Brown University News Bureau

The Brown University News Bureau

1998-1999 index

Distributed November 2, 1998
Contact: Kristen Lans

On the playing field

Study provides instruction on emergency removal of football equipment

When responding to a football player with a possible spinal cord injury, emergency personnel should consider the helmet and shoulder pads a unit and should not remove one without the other, says a study by Brown University researchers in the October issue of the Annals of Emergency Medicine.

PROVIDENCE, R.I. -- Removing the helmet or shoulder pads from a neck-injured football player before the player gets to the hospital could worsen the injury, according to a new study by several Brown University researchers. If it is necessary, remove both pieces of equipment instead of just one, they said.

Recommendations for handling a spine-injured player in the prehospital setting are published in the October issue of the Annals of Emergency Medicine, providing scientific data on a subject that has received little study.

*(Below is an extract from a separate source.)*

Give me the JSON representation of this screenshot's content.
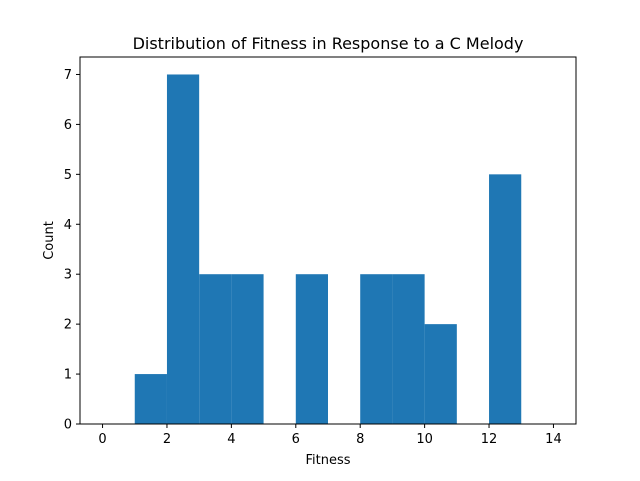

"All personnel responsible for players during practice or on game-day need to be well-versed in this," said Mark A. Palumbo, a study author and assistant professor of orthopaedics in the Brown University School of Medicine. "The time to learn is not on the football field."

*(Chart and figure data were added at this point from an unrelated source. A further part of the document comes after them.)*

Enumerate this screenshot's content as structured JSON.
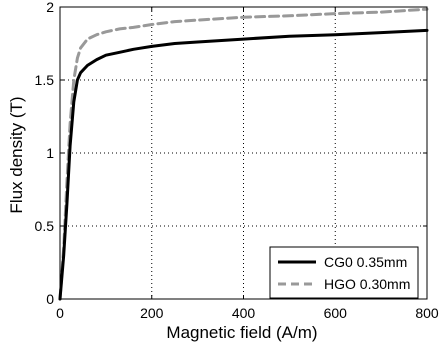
{
  "chart_data": {
    "type": "line",
    "title": "",
    "xlabel": "Magnetic field (A/m)",
    "ylabel": "Flux density (T)",
    "xlim": [
      0,
      800
    ],
    "ylim": [
      0,
      2
    ],
    "xticks": [
      0,
      200,
      400,
      600,
      800
    ],
    "yticks": [
      0,
      0.5,
      1,
      1.5,
      2
    ],
    "xtick_labels": [
      "0",
      "200",
      "400",
      "600",
      "800"
    ],
    "ytick_labels": [
      "0",
      "0.5",
      "1",
      "1.5",
      "2"
    ],
    "grid": "dotted",
    "legend_position": "bottom-right",
    "series": [
      {
        "name": "CG0 0.35mm",
        "color": "#000000",
        "style": "solid",
        "x": [
          0,
          8,
          15,
          22,
          30,
          38,
          45,
          60,
          80,
          100,
          130,
          160,
          200,
          250,
          300,
          400,
          500,
          600,
          700,
          800
        ],
        "y": [
          0,
          0.3,
          0.65,
          1.05,
          1.35,
          1.5,
          1.55,
          1.6,
          1.64,
          1.67,
          1.69,
          1.71,
          1.73,
          1.75,
          1.76,
          1.78,
          1.8,
          1.81,
          1.825,
          1.84
        ]
      },
      {
        "name": "HGO 0.30mm",
        "color": "#999999",
        "style": "dashed",
        "x": [
          0,
          8,
          15,
          22,
          30,
          38,
          45,
          60,
          80,
          100,
          130,
          160,
          200,
          250,
          300,
          400,
          500,
          600,
          700,
          800
        ],
        "y": [
          0,
          0.35,
          0.8,
          1.2,
          1.5,
          1.65,
          1.72,
          1.78,
          1.81,
          1.83,
          1.85,
          1.86,
          1.88,
          1.9,
          1.91,
          1.93,
          1.94,
          1.955,
          1.965,
          1.985
        ]
      }
    ]
  }
}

Past studies demonstrate that up to 25 percent of injuries occur after a traumatic event - during transport or the early stages of management - although the rate is likely lower in the well-controlled setting of a football game, wrote the researchers. There is currently no universally accepted protocol for the emergency removal of the protective gear worn by football players.

Working in the lab, researchers simulated injuries in the region of the spine most common to football injuries. While there was no relative change in the position of the spinal cord under conditions that simulated an athlete wearing either full gear or no gear at all, wearing one piece or the other changed its position in a way that could exacerbate neurologic damage, researchers said.

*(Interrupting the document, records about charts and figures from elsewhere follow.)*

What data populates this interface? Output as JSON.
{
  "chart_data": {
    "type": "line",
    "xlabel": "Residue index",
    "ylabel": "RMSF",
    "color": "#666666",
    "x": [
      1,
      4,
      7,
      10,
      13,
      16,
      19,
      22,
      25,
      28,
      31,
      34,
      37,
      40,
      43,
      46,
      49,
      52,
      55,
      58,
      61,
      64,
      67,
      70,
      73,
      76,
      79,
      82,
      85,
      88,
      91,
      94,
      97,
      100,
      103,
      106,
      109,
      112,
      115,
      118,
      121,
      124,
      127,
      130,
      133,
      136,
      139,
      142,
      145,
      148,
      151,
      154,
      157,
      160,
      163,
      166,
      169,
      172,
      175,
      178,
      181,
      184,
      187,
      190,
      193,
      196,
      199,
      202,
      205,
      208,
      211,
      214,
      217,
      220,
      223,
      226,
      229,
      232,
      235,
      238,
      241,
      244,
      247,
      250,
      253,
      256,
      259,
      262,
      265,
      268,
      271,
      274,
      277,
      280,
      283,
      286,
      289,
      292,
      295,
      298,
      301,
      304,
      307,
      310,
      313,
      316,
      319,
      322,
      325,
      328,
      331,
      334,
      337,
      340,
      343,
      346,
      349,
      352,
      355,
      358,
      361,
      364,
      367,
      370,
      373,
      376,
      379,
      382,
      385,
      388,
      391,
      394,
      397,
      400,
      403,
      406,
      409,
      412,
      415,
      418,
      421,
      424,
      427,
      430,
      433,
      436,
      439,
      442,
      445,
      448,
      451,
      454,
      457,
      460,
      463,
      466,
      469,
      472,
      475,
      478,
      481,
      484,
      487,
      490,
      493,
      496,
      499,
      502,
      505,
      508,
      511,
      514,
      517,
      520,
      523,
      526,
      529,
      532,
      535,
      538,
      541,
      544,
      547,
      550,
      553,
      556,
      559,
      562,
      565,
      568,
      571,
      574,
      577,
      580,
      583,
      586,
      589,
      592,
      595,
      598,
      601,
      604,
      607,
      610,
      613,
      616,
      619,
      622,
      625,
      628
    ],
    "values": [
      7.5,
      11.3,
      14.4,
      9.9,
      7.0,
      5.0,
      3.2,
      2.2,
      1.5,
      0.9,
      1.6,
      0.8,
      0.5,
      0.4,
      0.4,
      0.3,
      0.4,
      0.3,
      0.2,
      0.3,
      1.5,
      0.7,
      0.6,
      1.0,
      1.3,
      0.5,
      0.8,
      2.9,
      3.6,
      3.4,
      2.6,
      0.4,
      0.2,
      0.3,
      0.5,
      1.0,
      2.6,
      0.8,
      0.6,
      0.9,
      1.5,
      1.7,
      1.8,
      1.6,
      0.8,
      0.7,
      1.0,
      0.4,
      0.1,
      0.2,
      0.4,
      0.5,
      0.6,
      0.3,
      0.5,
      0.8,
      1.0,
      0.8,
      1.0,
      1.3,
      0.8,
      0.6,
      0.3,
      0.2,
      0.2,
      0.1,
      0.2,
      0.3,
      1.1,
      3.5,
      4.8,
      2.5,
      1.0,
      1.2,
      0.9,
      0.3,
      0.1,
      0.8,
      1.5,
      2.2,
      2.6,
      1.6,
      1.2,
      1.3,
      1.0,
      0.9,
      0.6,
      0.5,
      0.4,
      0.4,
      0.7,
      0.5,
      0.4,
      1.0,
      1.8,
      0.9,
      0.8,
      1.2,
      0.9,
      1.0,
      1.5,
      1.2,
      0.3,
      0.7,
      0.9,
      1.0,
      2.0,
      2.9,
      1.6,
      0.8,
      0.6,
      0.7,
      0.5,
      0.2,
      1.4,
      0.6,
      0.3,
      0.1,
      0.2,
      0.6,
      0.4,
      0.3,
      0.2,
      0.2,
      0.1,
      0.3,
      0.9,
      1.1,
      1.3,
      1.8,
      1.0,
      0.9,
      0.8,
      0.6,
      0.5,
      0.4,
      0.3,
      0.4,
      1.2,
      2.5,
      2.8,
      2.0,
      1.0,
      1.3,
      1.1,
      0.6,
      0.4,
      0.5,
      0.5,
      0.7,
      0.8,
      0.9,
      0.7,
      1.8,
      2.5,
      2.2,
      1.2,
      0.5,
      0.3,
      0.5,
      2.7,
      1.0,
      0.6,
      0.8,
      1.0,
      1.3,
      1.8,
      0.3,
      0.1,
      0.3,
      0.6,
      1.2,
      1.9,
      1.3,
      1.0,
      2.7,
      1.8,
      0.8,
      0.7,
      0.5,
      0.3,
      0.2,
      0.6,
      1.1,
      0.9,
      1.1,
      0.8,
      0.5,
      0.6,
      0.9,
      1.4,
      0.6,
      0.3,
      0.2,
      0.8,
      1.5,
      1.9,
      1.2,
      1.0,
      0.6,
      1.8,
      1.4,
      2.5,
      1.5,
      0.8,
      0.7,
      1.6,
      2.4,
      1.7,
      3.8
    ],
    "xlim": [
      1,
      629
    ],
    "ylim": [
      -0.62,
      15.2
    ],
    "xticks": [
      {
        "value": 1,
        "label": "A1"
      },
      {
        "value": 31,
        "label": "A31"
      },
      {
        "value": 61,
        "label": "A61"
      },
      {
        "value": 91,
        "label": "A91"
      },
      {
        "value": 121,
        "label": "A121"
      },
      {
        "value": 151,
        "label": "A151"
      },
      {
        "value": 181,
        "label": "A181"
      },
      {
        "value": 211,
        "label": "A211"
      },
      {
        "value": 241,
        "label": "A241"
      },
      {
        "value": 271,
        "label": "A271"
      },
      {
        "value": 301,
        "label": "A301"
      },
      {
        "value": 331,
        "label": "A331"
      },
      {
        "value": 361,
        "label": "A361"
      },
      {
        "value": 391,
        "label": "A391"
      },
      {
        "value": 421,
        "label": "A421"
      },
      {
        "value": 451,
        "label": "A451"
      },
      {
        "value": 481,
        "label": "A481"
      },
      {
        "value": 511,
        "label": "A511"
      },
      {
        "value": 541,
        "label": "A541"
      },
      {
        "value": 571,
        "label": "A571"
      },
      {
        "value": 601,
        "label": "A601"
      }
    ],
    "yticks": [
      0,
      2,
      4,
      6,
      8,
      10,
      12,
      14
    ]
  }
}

A football player's head will fall backward if the helmet is removed when pads remain, or fall forward if the pads are removed when the helmet remains. Either scenario violates the basic principle that a spine-injured person should be immobilized, said Palumbo.

On the field, a player's equipment should only be removed if there is a medical emergency. The ideal situation is to wait until arrival at a medical facility and have a team of at least two or three people remove the equipment, according to the researchers.

In emergencies, methods such as cutting off the face guard to get access to the airway or cutting open the shoulder pads to get access to the chest may be options that would also allow the equipment to remain on the athlete, Palumbo said.

Cervical spinal cord trauma during organized football competition is rare. Data from 1977 to 1989 showed the rate of permanent spinal cord injury to be 1.65 per 100,000 among college players and .62 per 100,000 among junior and senior high school football players, according to the study.

Because of the rarity, past recommendations regarding emergency handling of a player's equipment have been based on suppositions carried over from experience with helmeted motorcycle accident victims and anecdotal experience, researchers said. Emergency medical technicians may be trained - or bound by local protocol - to remove the football helmet, while sports medicine experts may advise against it except under limited circumstances. The researchers are now in the process of writing a manual with recommendations for coaches, sports medicine doctors and emergency medical technicians.

Palumbo conducted the study with doctors Jonathan A. Gastel, Michael J. Hulstyn, Paul D. Fadale, and Phillip Lucas from the Department of Orthopaedics, divisions of sports medicine and spine surgery in the Brown University School of Medicine.

The findings are limited to football players. Although the general principles might pertain to other sports where similar equipment is worn, recommendations from this study apply only to football, Palumbo said.